Biden spoke to a crowd including JB Pritzker, the Democratic governor of Illinois, and Brandon Johnson, Chicago’s Democratic mayor, in front of large inscriptions hailing Bidenomics, a term the White House has newly embraced.

“I didn’t come up with the name . . . But I now claim it,” Biden said.

The president repeatedly blasted “trickle-down” economic policies espoused by Republicans since Ronald Reagan’s time in office, which is based on low taxes, deregulation and unfettered free trade, and said his model was dramatically different.

“Bidenomics is about the future. Bidenomics is another way of saying restore the American dream, because it worked before,” he said. “It’s rooted in what we’ve always worked best at in this country: investing in America, investing in Americans, because when we invest in our people, we strengthen the middle class.”

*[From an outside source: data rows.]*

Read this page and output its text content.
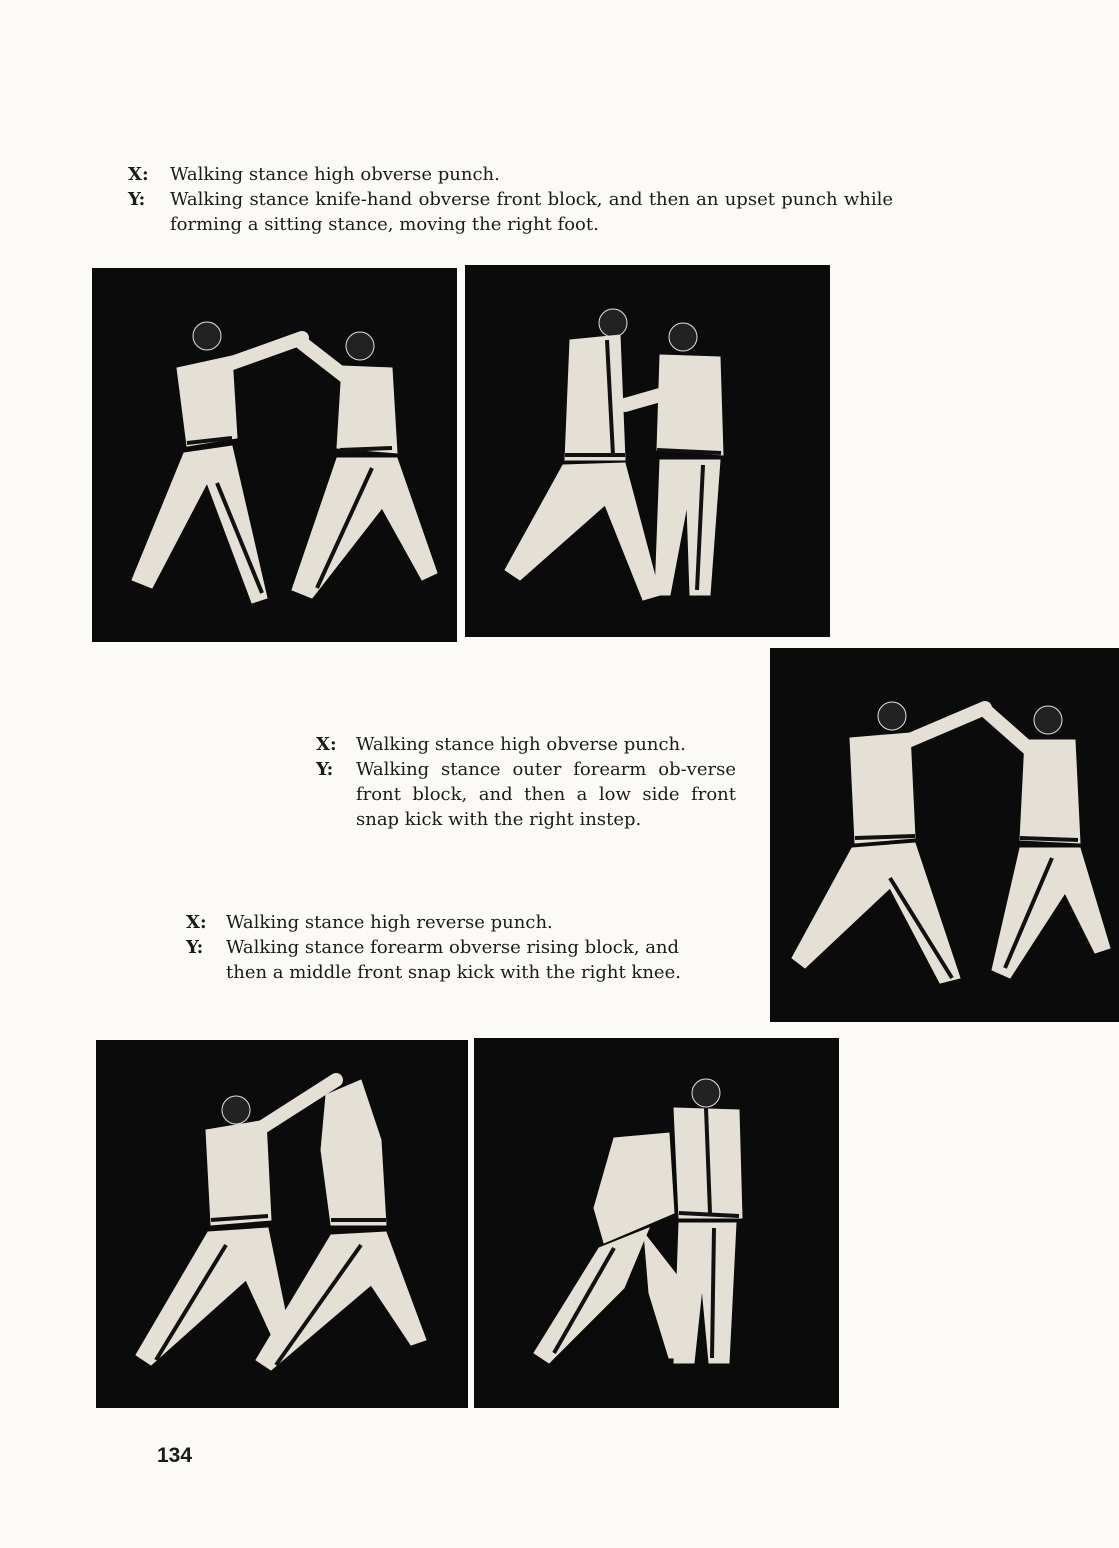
X:	Walking stance high obverse punch.
Y:	Walking stance knife-hand obverse front block, and then an upset punch while forming a sitting stance, moving the right foot.
X:	Walking stance high obverse punch.
Y:	Walking stance outer forearm ob-verse front block, and then a low side front snap kick with the right instep.
X:	Walking stance high reverse punch.
Y:	Walking stance forearm obverse rising block, and then a middle front snap kick with the right knee.
134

The biggest economic problem for Biden since he took office has been inflation, which hit its highest levels in four decades last year before easing. To many voters, that is the most damning legacy of his economic approach.

But Biden stressed that some progress had been made. “Bringing down inflation remains one of my top priorities today. Inflation is less than half what it was a year ago.”

In the room, the reaction was overwhelmingly positive. “I always thought trickle-down economics made no sense,” said Jennifer Aguilar, executive director of the Little Village Chamber of Commerce, a neighbourhood business group in Chicago. “Like the president said, we’ve been waiting to see that money to trickle down to the middle class.”

With the president’s plan, “it’s great that we’re starting in the middle”, she added.

Two Democratic volunteers, Sharad Kumar and Alka Maheshwari, who were there with their four-month-old daughter, said they had bought a Tesla Model 3 in 2021, then used a $7,500 tax credit to purchase a Ford Mustang Mach-E last year, and additional tax credits to install solar panels at their home. The tax breaks were part of the Inflation Reduction Act, Biden’s signature climate and industrial policy law.

Kumar said he wrote to the White House in February thanking the president for his support of electric vehicles and green energy policies, which prompted the invitation to the speech. Biden’s economic policies are having an effect, he said, even if not all voters have noticed.

“The Ford we would not have bought without the IRA tax credit,” he said.

Jayne Vellinga, executive director of Chicago Women in Trades, which advocates for more women in construction, said that her organisation had more than doubled the number of women placed in construction jobs or apprenticeship programmes in the first six months of the year compared with last year. She said the increase came from public investment in infrastructure, which is boosting demand for construction, as well as greater governmental focus on equity.

“This huge investment in public spending and the emphasis the agencies are putting on equity makes this a once-in-a-lifetime opportunity to advance women in the construction trades,” she said.